8. Because several mitochondrial enzyme activities are chemical and heat labile, muscle removed from the body for biochemical testing must be obtained without injection of local anesthetic, without use of electrocautery, and be properly frozen within several minutes of leaving the body. The tissue must remain at −80 °C until analyzed. The activity of rotenone-sensitive complex I + III activity may disappear within 20 minutes at room temperature. Any deviation from these standard methods can result in false-positive results.

9. Correlation of muscle biochemical findings with the pathology findings is important. Elevated citrate synthase as a marker of mitochondrial proliferation or depletion should be correlated with the pathology report to determine if evidence of mitochondrial proliferation was present on microscopy or ultrastructural examination. Additional laboratory testing can confirm or refute such interpretations.

10. Not understanding laboratory control values and how the control values were obtained can lead to misdiagnosis. The methodology of the control range should be made available upon request and updated with reasonable frequency.

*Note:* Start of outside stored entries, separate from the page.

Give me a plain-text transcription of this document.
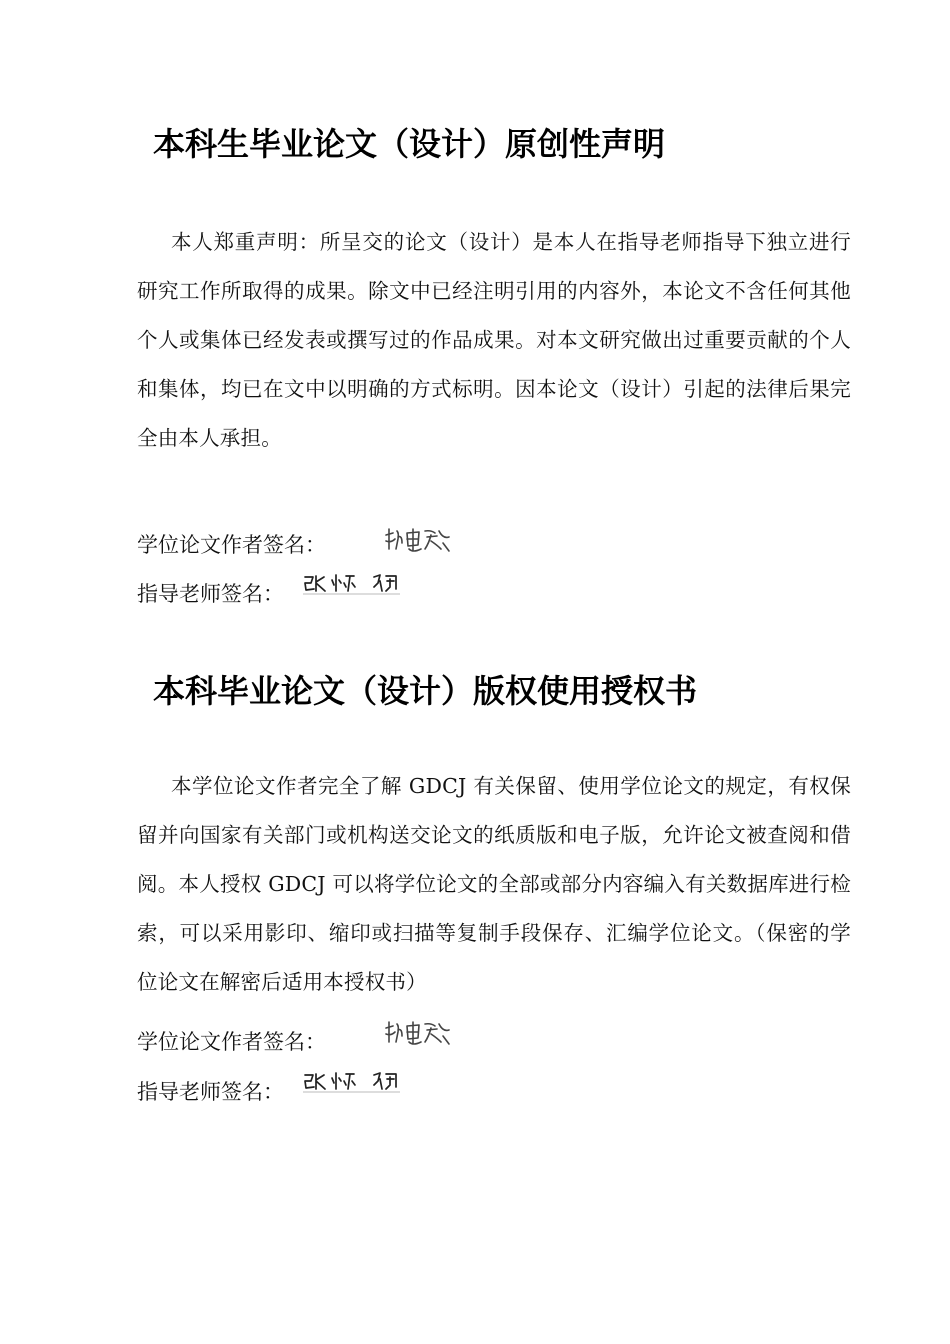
本科生毕业论文（设计）原创性声明

本人郑重声明：所呈交的论文（设计）是本人在指导老师指导下独立进行研究工作所取得的成果。除文中已经注明引用的内容外，本论文不含任何其他个人或集体已经发表或撰写过的作品成果。对本文研究做出过重要贡献的个人和集体，均已在文中以明确的方式标明。因本论文（设计）引起的法律后果完全由本人承担。

学位论文作者签名：
指导老师签名：
本科毕业论文（设计）版权使用授权书

本学位论文作者完全了解 GDCJ 有关保留、使用学位论文的规定，有权保留并向国家有关部门或机构送交论文的纸质版和电子版，允许论文被查阅和借阅。本人授权 GDCJ 可以将学位论文的全部或部分内容编入有关数据库进行检索，可以采用影印、缩印或扫描等复制手段保存、汇编学位论文。（保密的学位论文在解密后适用本授权书）

学位论文作者签名：
指导老师签名：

11. The final decision regarding the clinical diagnosis is ultimately the responsibility of the clinician ordering the test and not the laboratory director signing the laboratory report. If there are questions the clinician should discuss the findings with the laboratory director.

Conclusions

Even as genetic discoveries in the last two decades have allowed the field of mitochondrial medicine to mature, and allow for improved understanding of many disorders, there remain many challenges in correctly identifying the patients with possible mitochondrial disorders that require an evaluation and then determining the scope of that evaluation. It is important to understand the basic clinical features of the primary mitochondrial diseases and the well-described mitochondrial phenotypes. If the patient has a well-described phenotype, the evaluation can generally be pursued by performing genetic testing with or without additional biochemical testing. If the patient does not have features of the primary mitochondrial phenotype, careful consideration for medical illnesses that mimic mitochondrial disorders is important. This generally requires a re-evaluation of historical elements of the illness and a review of the laboratory data, along with a physical examination. This rigid process will often lead the clinician towards the correct diagnostic approach. Screening mitochondrial labs may be helpful in all patients that are suspected of having a mitochondrial illness, but who do not meet the rigid primary phenotype criteria, and, if positive, drive additional evaluation. It is important to recognize that patients not meeting a level of diagnostic suspicion do not require extensive testing. Because noninformative results cannot “rule-out” mitochondrial disease, negative results resulting in additional testing can be wasteful and detract from the proper medical evaluation and treatment. Regardless, the challenge of determining which patient warrants an invasive evaluation remains a challenge.